Some commenters on my recent post on the Universal Basic Income (UBI) seemed to claim that there would be no big effect on most people because the UBI they received would be taxed back. So, according to this argument, the net effect on most people would be approximately zero. But some basic economics says that that’s false.

Imagine the government gives you $10,000 per year but tells you that once your overall income reaches $40,000, you will lose $1 of that $10,000 for every additional two dollars you earn. That means that on top of your regular marginal tax rate you pay (which includes the federal income tax rate, the state income tax rate, and the payroll tax rate), you will pay an implicit tax rate of 50%. That will have a strong disincentive effect.

Moreover, one of the ways economists think about incremental taxes is to divide the effect into an income effect and a substitution effect. The income effect is that additional taxes make you poorer and so you “demand” less leisure: you work harder. The substitution effect is that the price of leisure has fallen and so you “demand” more leisure: you work less. Which outweighs which is an empirical issue. For married women, the substitution effect typically is much stronger than the income effect, so they work less when marginal tax rates rise.

But the UBI introduces a new wrinkle.
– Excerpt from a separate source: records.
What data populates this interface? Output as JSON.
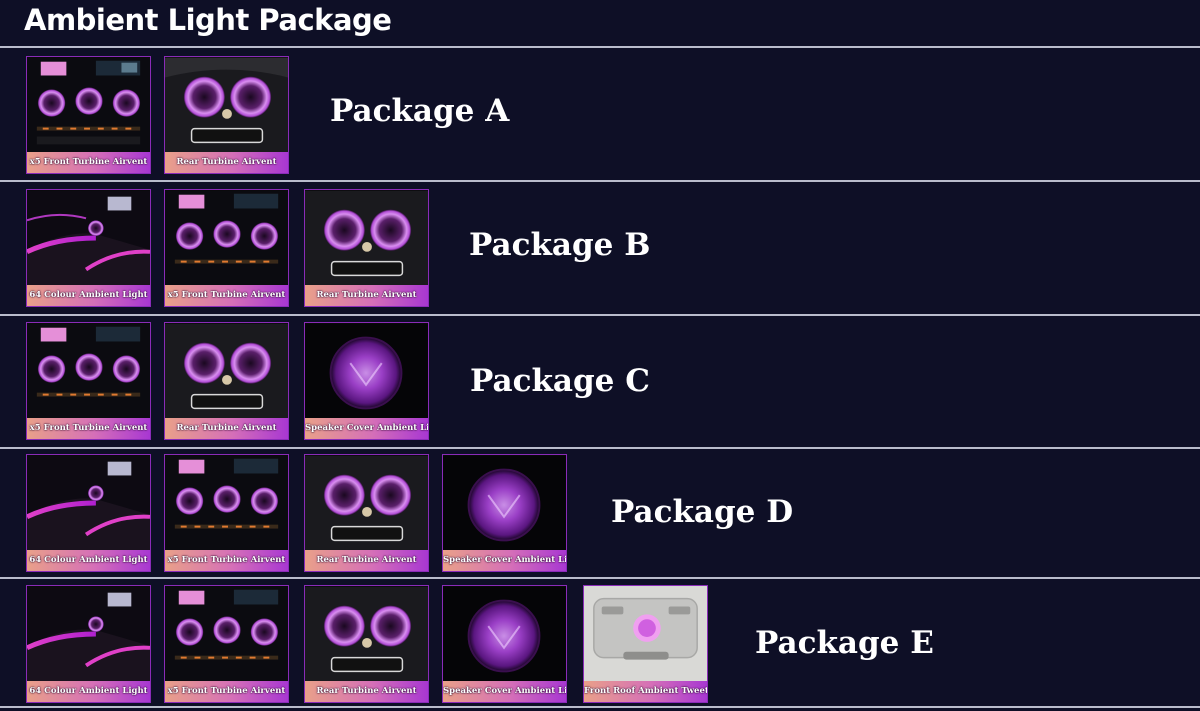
{
  "header": {
    "title": "Ambient Light Package"
  },
  "captions": {
    "ambient64": "64 Colour Ambient Light",
    "front": "x5 Front Turbine Airvent",
    "rear": "Rear Turbine Airvent",
    "speaker": "Speaker Cover Ambient Light",
    "roof": "Front Roof Ambient Tweeter"
  },
  "packages": {
    "a": {
      "label": "Package A"
    },
    "b": {
      "label": "Package B"
    },
    "c": {
      "label": "Package C"
    },
    "d": {
      "label": "Package D"
    },
    "e": {
      "label": "Package E"
    }
  },
  "colors": {
    "background": "#0e0f26",
    "accent_purple": "#a837d2",
    "caption_gradient_start": "#e9a089",
    "divider": "#b9bccc"
  }
}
The $10,000 that everyone gets increases people’s real income and, therefore, increases their demand for leisure.

So the overall effect of the UBI that is phased out is made up of three components: (1) the income effect due to the UBI which reduces work: (2) the income effect due to the phasing out, which increases work; and (3) the substitution effect due to the phasing out, which strongly reduces work when the phaseout is on the order of $1 lost for every $2 earned.

A way to reduce this strong disincentive effect is to phase out the UBI more slowly. For example, the government could reduce the UBI by $1 for every $3 earned past a total income of $40,000. Then the added implicit marginal tax rate would be “only” 33.3 percent. This has two added problems, though. First, it makes the UBI more expensive than otherwise because everyone whose total income is between $50,000 and $80,000 nets some portion of a UBI. Second, it subjects a much wider swath of people to the implicit marginal tax rate.

Giving people money and then taxing it back as you earn more is particularly perverse tax policy.